At least, that’s the message I’m getting from the sentences that people get for killing someone while driving drunk - five years? And out in 2 and a half for good behaviour after serving your sentence in a light security jail? Too bad the person you killed while driving loaded is dead forever. Maybe a legal type can explain to me why these sentences are as light as they are, because I feel like I’m missing something here.
IANAL, but I read in Wikipedia about a study of this subject:
So, moral of the story is:
Get drunk, run over a male with a rap sheet if you want the lightest possible sentence.
I wonder how this strategy would compare with the plan I am currently executing: not killing people.
Maybe I should do a study.
I’ll be damned. That’s quite a plan you have there. What were you thinking?
That is the most boring plan I’ve ever hear of. What a pussy!
Laaaaaaaaaaaaaaaaaaaaaaaaaaaaaaaaaaaaaaaaaaaaaaaaaaaaaaaaaaaaaaaaaaaaaaaaaaame.
What about just wounding them with the car? Is that a lighter sentence than killing them? I would love to wing some gangbangers and see em roll off the hood while I throw my empty whisky sour glass at their head.
I see a new version of drive-by shootings, here. Considering that these gunmen rarely seem to actually hit their target, I may suggest that this new method is probably a wash in terms of accuracy - big car vs. small bullet, but with the requirement of being drunk added.
It’s all kind of funny until you get hit by a car, or know someone killed.
But who is going to save all those plans that you are currently, and gleefully it would appear, executing? :eek:
Save the Plans!
Well, there are a few factors that are generally believed to go into all sentencing decisions, to greater or lesser extents:
1.) Protecting society from the criminal;
2.) Rehabilitation;
3.) Punishment/retribution; and
4.) Deterrance.
The logic of imposing a lighter sentence on drunk drivers would probably be something like: “These aren’t intentionally violent or career criminals, and so even modest sentences probably are about as effective deterrents as lengthy ones.
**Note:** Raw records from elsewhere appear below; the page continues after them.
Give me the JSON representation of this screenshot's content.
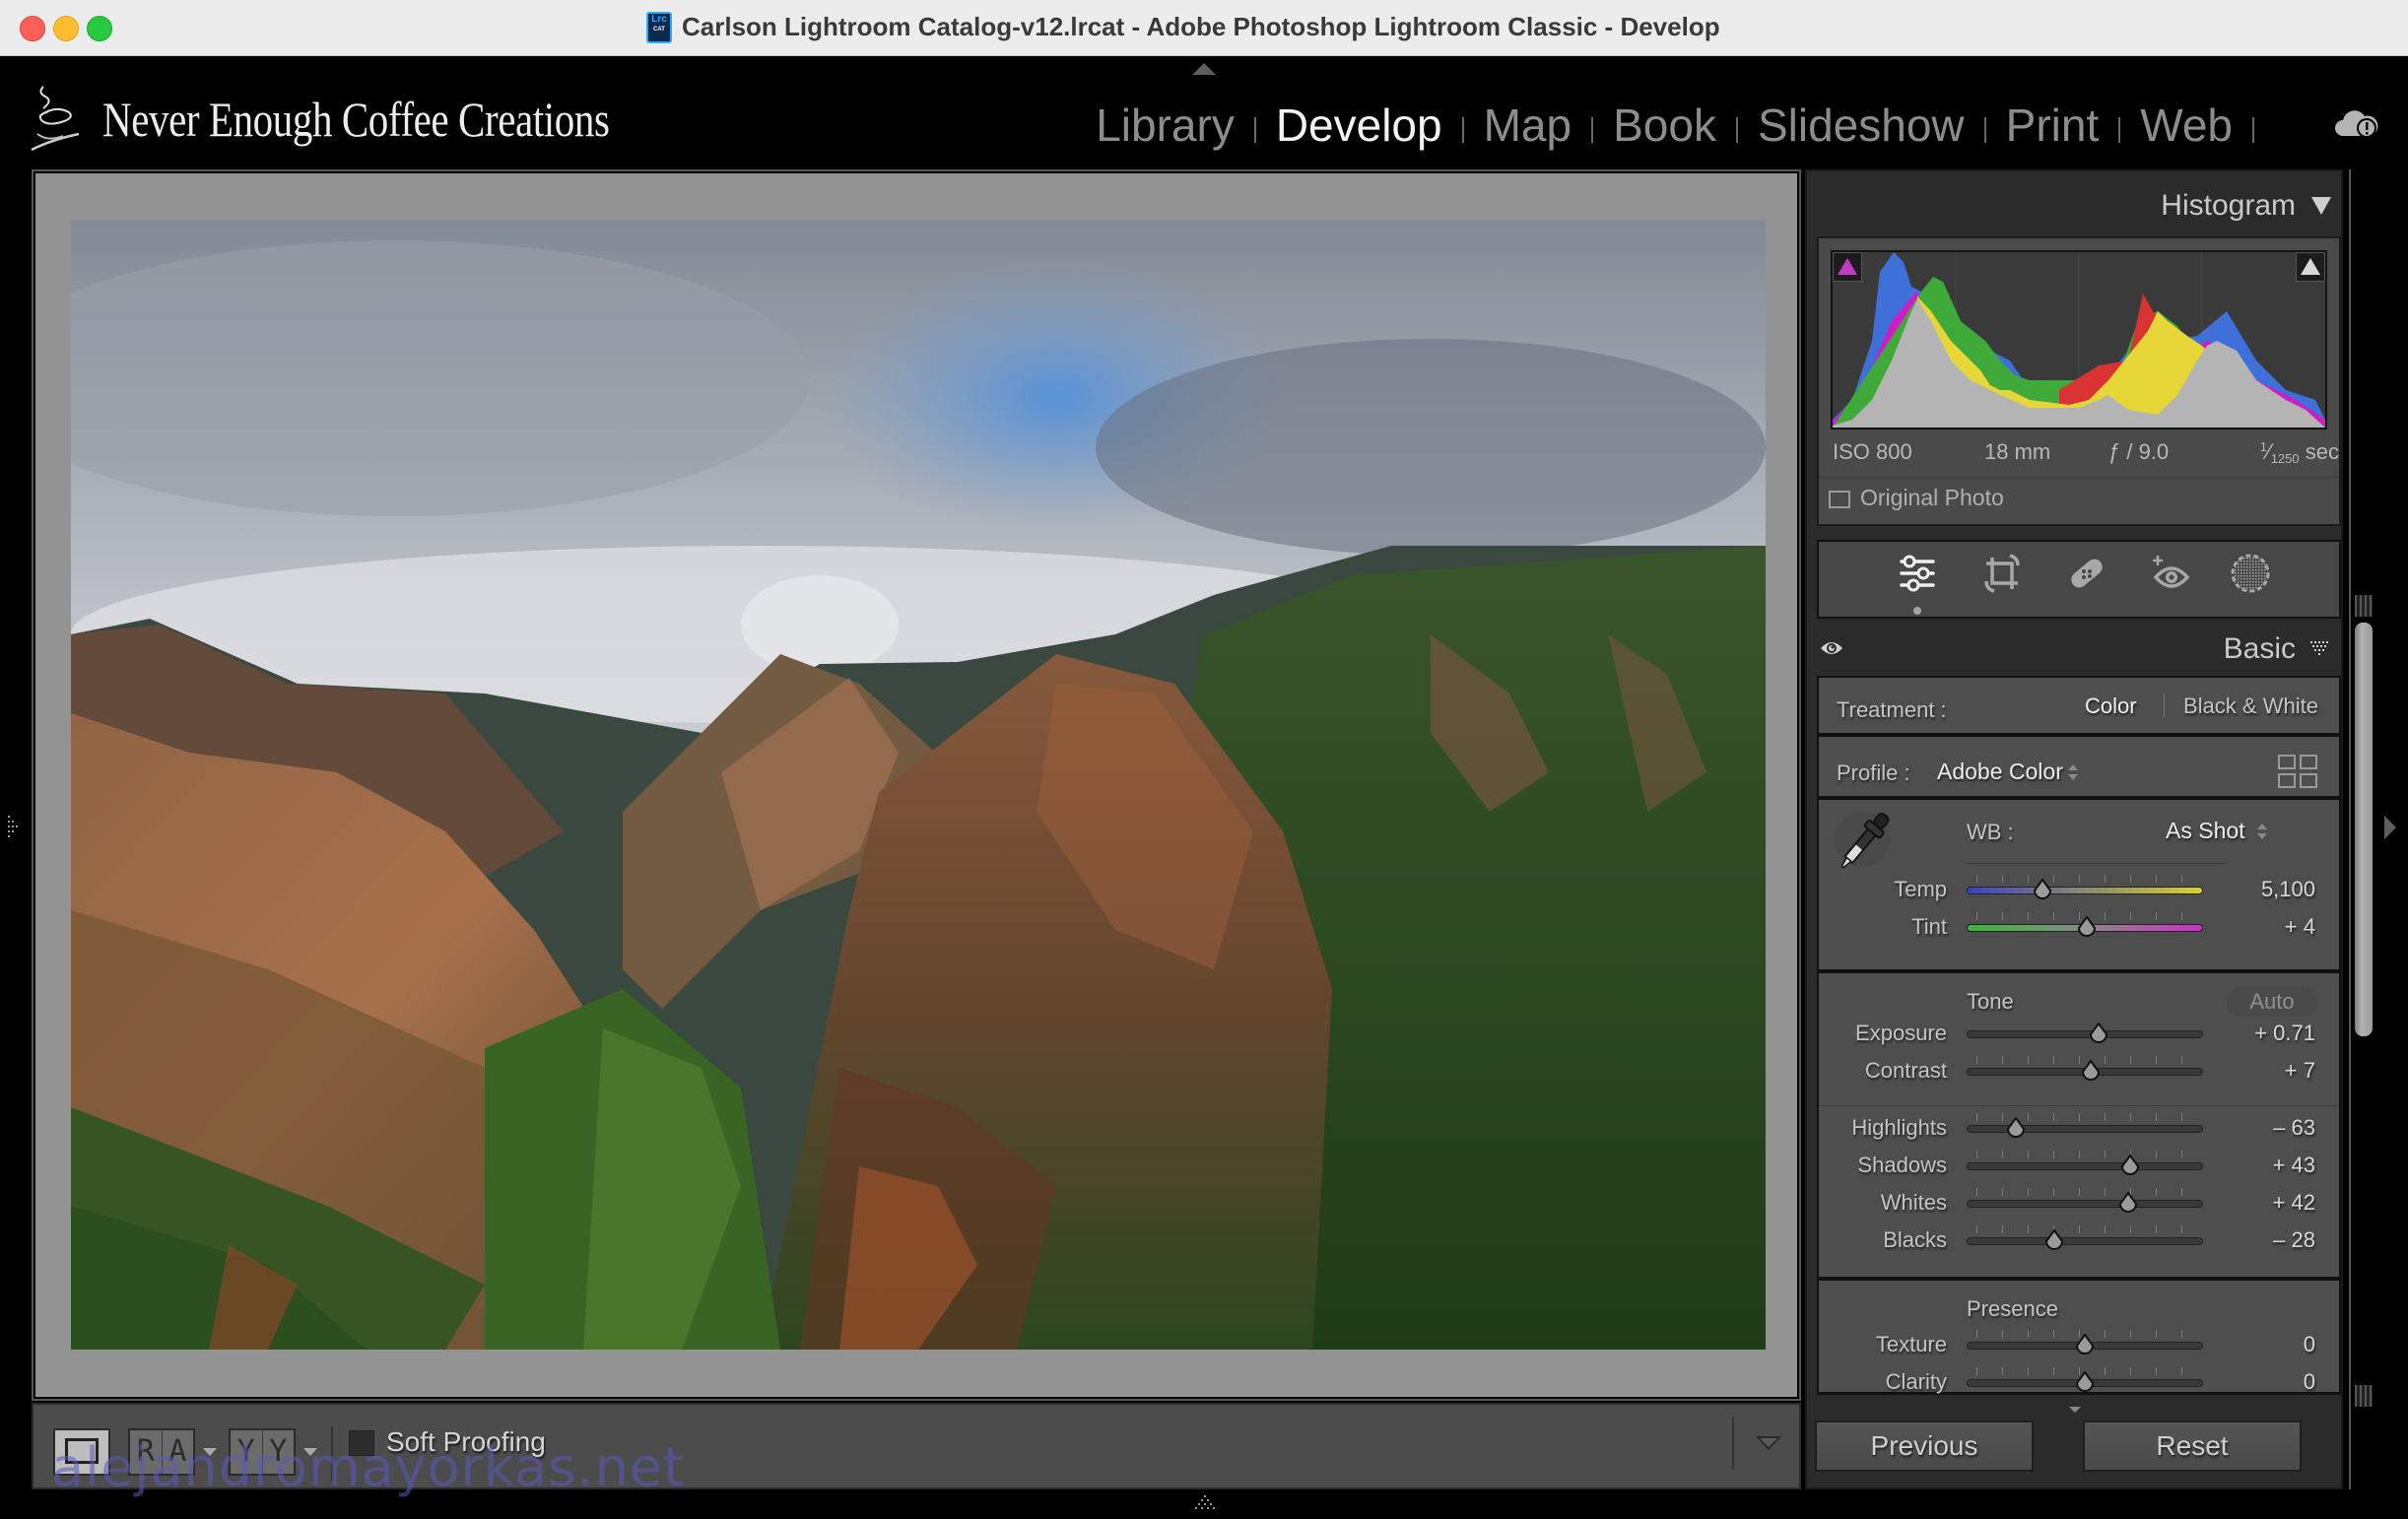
{
  "window": {
    "title": "Carlson Lightroom Catalog-v12.lrcat - Adobe Photoshop Lightroom Classic - Develop",
    "app_icon": {
      "top": "Lrc",
      "bottom": "CAT"
    },
    "controls": [
      "close",
      "minimize",
      "zoom"
    ]
  },
  "identity_plate": "Never Enough Coffee Creations",
  "modules": [
    {
      "label": "Library",
      "active": false
    },
    {
      "label": "Develop",
      "active": true
    },
    {
      "label": "Map",
      "active": false
    },
    {
      "label": "Book",
      "active": false
    },
    {
      "label": "Slideshow",
      "active": false
    },
    {
      "label": "Print",
      "active": false
    },
    {
      "label": "Web",
      "active": false
    }
  ],
  "cloud_status_icon": "cloud-alert-icon",
  "photo": {
    "description": "Aerial view of green and red-brown canyon ridges under a cloudy sky with patches of blue"
  },
  "toolbar": {
    "view_loupe_icon": "loupe-view-icon",
    "before_after_lr": "RA",
    "before_after_tb": "YY",
    "soft_proofing_label": "Soft Proofing",
    "soft_proofing_checked": false,
    "watermark": "alejandromayorkas.net"
  },
  "histogram": {
    "title": "Histogram",
    "exif": {
      "iso": "ISO 800",
      "focal_length": "18 mm",
      "aperture": "ƒ / 9.0",
      "shutter_num": "1",
      "shutter_den": "1250",
      "shutter_unit": "sec"
    },
    "original_photo_label": "Original Photo",
    "original_photo_checked": false,
    "colors": {
      "blue": "#3f6fd8",
      "magenta": "#d21bc7",
      "green": "#3faa3a",
      "yellow": "#e6d638",
      "red": "#d83232",
      "luminance": "#b4b4b4",
      "cyan": "#2fc3c8"
    }
  },
  "tools": [
    {
      "name": "edit-sliders-icon",
      "active": true
    },
    {
      "name": "crop-icon",
      "active": false
    },
    {
      "name": "healing-icon",
      "active": false
    },
    {
      "name": "red-eye-icon",
      "active": false
    },
    {
      "name": "masking-icon",
      "active": false
    }
  ],
  "basic": {
    "title": "Basic",
    "treatment_label": "Treatment :",
    "treatment_options": [
      "Color",
      "Black & White"
    ],
    "treatment_selected": "Color",
    "profile_label": "Profile :",
    "profile_value": "Adobe Color",
    "wb_label": "WB :",
    "wb_value": "As Shot",
    "tone_title": "Tone",
    "auto_label": "Auto",
    "presence_title": "Presence",
    "sliders": {
      "temp": {
        "label": "Temp",
        "value": "5,100",
        "position": 0.32
      },
      "tint": {
        "label": "Tint",
        "value": "+ 4",
        "position": 0.51
      },
      "exposure": {
        "label": "Exposure",
        "value": "+ 0.71",
        "position": 0.559
      },
      "contrast": {
        "label": "Contrast",
        "value": "+ 7",
        "position": 0.525
      },
      "highlights": {
        "label": "Highlights",
        "value": "– 63",
        "position": 0.21
      },
      "shadows": {
        "label": "Shadows",
        "value": "+ 43",
        "position": 0.69
      },
      "whites": {
        "label": "Whites",
        "value": "+ 42",
        "position": 0.685
      },
      "blacks": {
        "label": "Blacks",
        "value": "– 28",
        "position": 0.37
      },
      "texture": {
        "label": "Texture",
        "value": "0",
        "position": 0.5
      },
      "clarity": {
        "label": "Clarity",
        "value": "0",
        "position": 0.5
      }
    }
  },
  "buttons": {
    "previous": "Previous",
    "reset": "Reset"
  }
}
In terms of public protection, we can get a lot more bang for our buck by restricting the drunk-driver’s ability to get a license after they get out than by spending lots of money to keep them locked up indefinitely - after all, you can sit next to a drunk driver on the bus without worrying about them stabbing you for pocket change. As for rehabilitation, drug/alcohol counseling can do a lot of good in a year or two. And as for punishment - well, prison is a bad place, and even a year or two in prison is pretty darned unpleasant.”
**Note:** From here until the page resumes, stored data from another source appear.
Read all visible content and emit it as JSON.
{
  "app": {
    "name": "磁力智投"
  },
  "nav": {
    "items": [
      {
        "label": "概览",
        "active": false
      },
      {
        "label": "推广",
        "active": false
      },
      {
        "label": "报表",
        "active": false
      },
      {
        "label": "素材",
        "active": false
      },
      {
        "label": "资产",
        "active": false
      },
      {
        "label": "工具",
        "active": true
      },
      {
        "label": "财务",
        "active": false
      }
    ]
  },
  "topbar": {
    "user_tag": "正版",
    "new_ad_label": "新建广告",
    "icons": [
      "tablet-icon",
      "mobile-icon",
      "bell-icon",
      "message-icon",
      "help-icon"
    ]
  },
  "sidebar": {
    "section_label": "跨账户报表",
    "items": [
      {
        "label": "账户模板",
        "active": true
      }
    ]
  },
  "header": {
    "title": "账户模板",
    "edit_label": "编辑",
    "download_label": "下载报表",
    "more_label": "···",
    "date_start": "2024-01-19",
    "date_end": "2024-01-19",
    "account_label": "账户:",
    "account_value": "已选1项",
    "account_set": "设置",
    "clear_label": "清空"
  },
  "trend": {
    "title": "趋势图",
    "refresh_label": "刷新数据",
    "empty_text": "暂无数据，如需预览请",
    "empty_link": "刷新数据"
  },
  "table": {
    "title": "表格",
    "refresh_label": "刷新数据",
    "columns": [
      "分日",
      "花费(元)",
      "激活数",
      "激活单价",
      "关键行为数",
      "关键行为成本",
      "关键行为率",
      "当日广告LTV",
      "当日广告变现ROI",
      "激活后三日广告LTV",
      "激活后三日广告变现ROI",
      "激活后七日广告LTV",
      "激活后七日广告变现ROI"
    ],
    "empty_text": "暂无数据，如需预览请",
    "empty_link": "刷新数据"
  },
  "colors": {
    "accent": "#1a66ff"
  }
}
All that being said, I tend to agree with you - drunk driving is so easy to prevent, and so inexcusable, that I believe it should be punished quite harshly. In some ways, I’ve more sympathy for career criminals - who usually were dealt terrible hands by life - than I have for some yuppie idiot who plows his SUV through a family sedan. (Not that I’ve any great fondness for career criminals - but between the two, the idiot yuppie will usually have had more opportunities for better choices.)
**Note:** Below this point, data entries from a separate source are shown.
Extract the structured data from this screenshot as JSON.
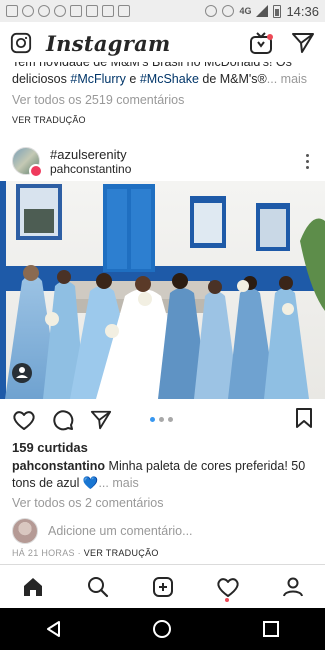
{
  "status_bar": {
    "time": "14:36",
    "network": "4G"
  },
  "app": {
    "title": "Instagram"
  },
  "prev_post": {
    "cut_line": "Tem novidade de M&M's Brasil no McDonald's! Os",
    "caption_part1": "deliciosos ",
    "hashtag1": "#McFlurry",
    "caption_part2": " e ",
    "hashtag2": "#McShake",
    "caption_part3": " de M&M's®",
    "more": "... mais",
    "view_comments": "Ver todos os 2519 comentários",
    "see_translation": "VER TRADUÇÃO"
  },
  "post": {
    "location": "#azulserenity",
    "username": "pahconstantino",
    "likes": "159 curtidas",
    "caption_user": "pahconstantino",
    "caption_text": " Minha paleta de cores preferida! 50 tons de azul 💙",
    "caption_more": "... mais",
    "view_comments": "Ver todos os 2 comentários",
    "add_comment_placeholder": "Adicione um comentário...",
    "time_ago": "HÁ 21 HORAS",
    "separator": " · ",
    "see_translation": "VER TRADUÇÃO"
  },
  "colors": {
    "link": "#003569",
    "muted": "#999999",
    "carousel_active": "#3897f0",
    "badge": "#ef3a5d"
  }
}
A light sentence? Hell, get drunk and kill someone with your car and you can get elected Senator.
Or just kill someone with your car and become First Lady - AFAIK she wasn’t drunk, just maybe a bad driver?
Actually, there’s a very good chance that that move would carry a death sentence.
With the perpetrators of victimless crimes filling our prisons to capacity, of course you have to give some felons a pass.
I went to see a stage production of Chicago recently. I don’t know if you know/remember, but there’s a line where the lawyer Billy goes “and then I’ll tell the jury that taking your life won’t bring Fred Casely back! That’s always news to them.” Later, he delivers this line in court. “It won’t bring Fred Casely back!” and the whole courtroom gasps and clutches their chests in shock.
So what if the victim will be dead forever? What’s that got to do with how to punish and rehab the culprit? You don’t think that 2 years in prison is long enough to punish someone for an accident?
Every day at work, I review old court records and look at convictions for various crimes. If you knew how long people normally serve their sentences for other crimes like coke smuggling and burglary, and if you knew how often repeat offenders get probation, you wouldn’t reserve your ire for DUI manslaughters.
I’ve got plenty of ire to go around; we’ve just had a bit of a spate of news stories recently about people killing other people while drunk driving and this is currently raising my ire.
Yeah, I’m all for “not killing people while drunk,” but that doesn’t seem to be how it’s going. At this point we can all sing along with this news story; “While driving drunk without a license, Joe Schmoe killed an innocent person who just happened to be standing in the wrong place at the wrong time today.”
I get what you’re saying, Mr. Excellent, but I can tell you that if someone I love is ever killed by a drunk driver, and the drunk driver is out and free in two years, I’m going to have a really hard time feeling okay about it because they’re not a hardened, career criminal. I’d say that the sentences for drunk driving manslaughter aren’t working all that well in the area of deterrence.
But it isn’t an accident. We all know drunk driving is bad. We all know how to avoid driving drunk. And yet people still do it. It’s not because they forgot that they shouldn’t drive drunk, but because they simply don’t care.